Source of Support: Nil

Conflict of Interest: None

1. Chen M, Lam YH, Lin CL, Chan KW, Hui PW, Tang MH. Sonographic features of ileal duplication cyst at 12 weeks. Prenat Diagn. 2002; 22:1067–70.
2. Gul A, Tekoglu G, Aslan H, Cebeci A, Erol O, Unal M, et al. Prenatal sonographic features of esophageal and ileal duplications at 18 weeks of gestation. Prenat Diagn. 2004; 24: 969–71.

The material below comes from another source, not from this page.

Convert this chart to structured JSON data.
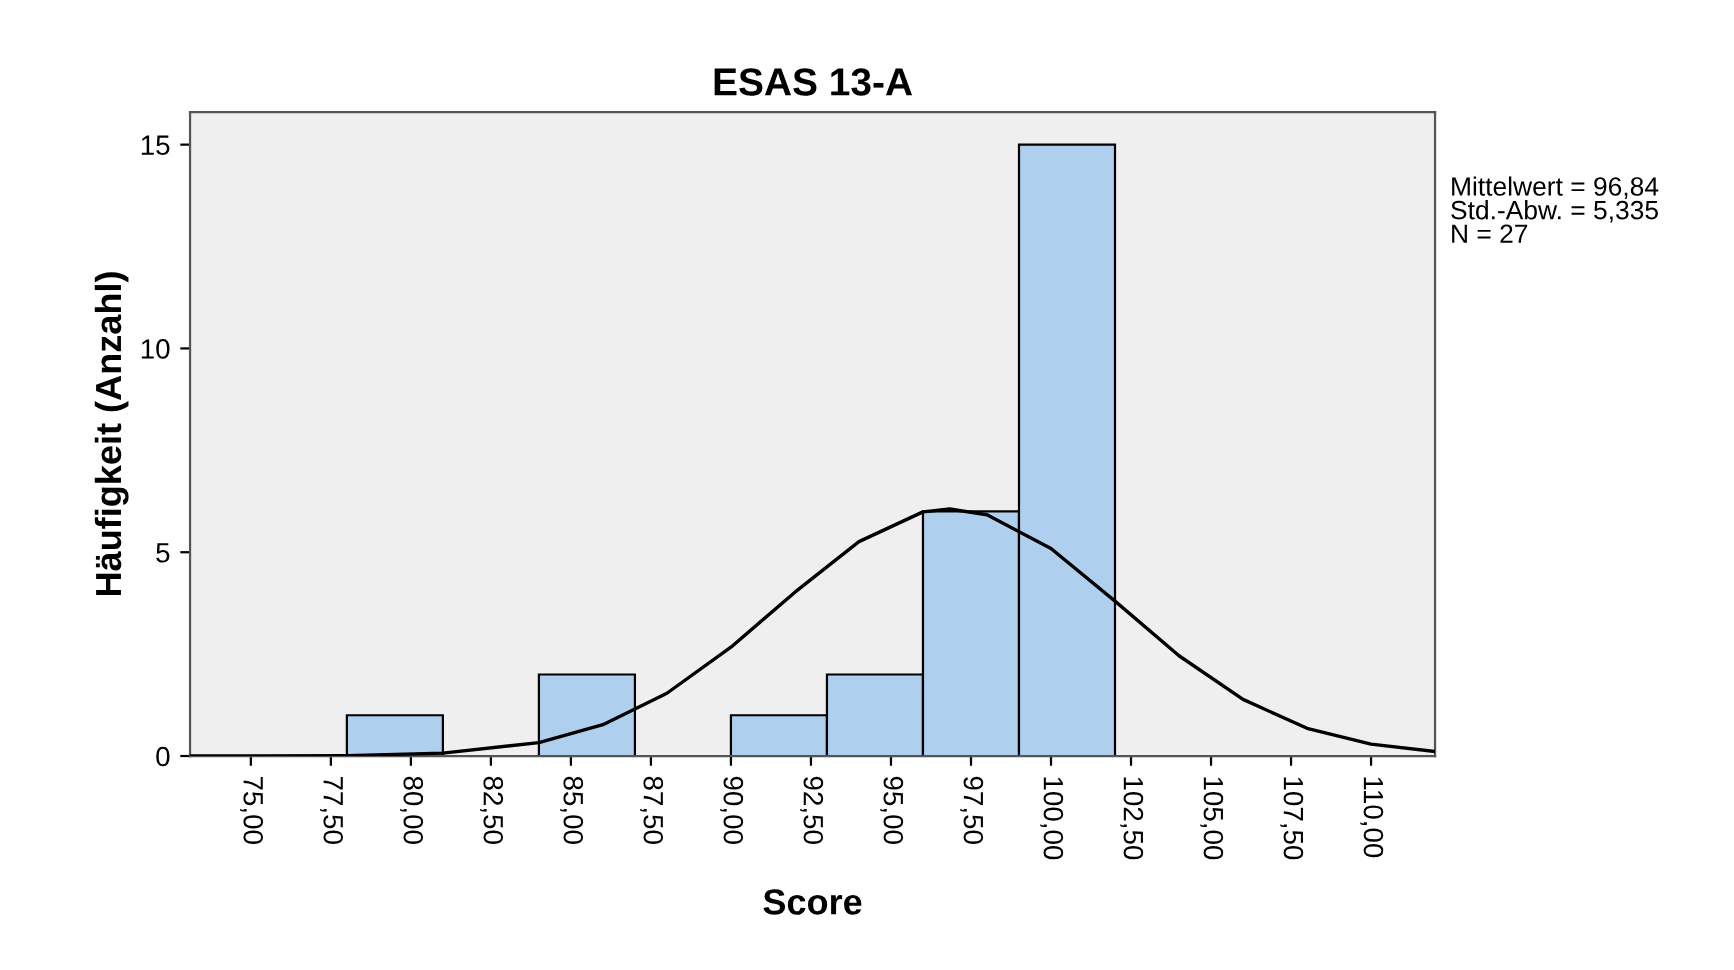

3. Deftereos S, Soultanidis H, Limas C, Tsalkidis A, Gouliamtzi E, Manavis J. Duodenal duplication. Is ultrasound appearance enough to confirm the diagnosis? Rom J Gastroenterol. 2004; 13:345-7.
4. Holcomb GW 3rd, Gheissari A, O'Neill JA Jr, Shorter NA, Bishop HC. Surgical management of alimentary tract duplications. Ann Surg. 1989; 209:167-74.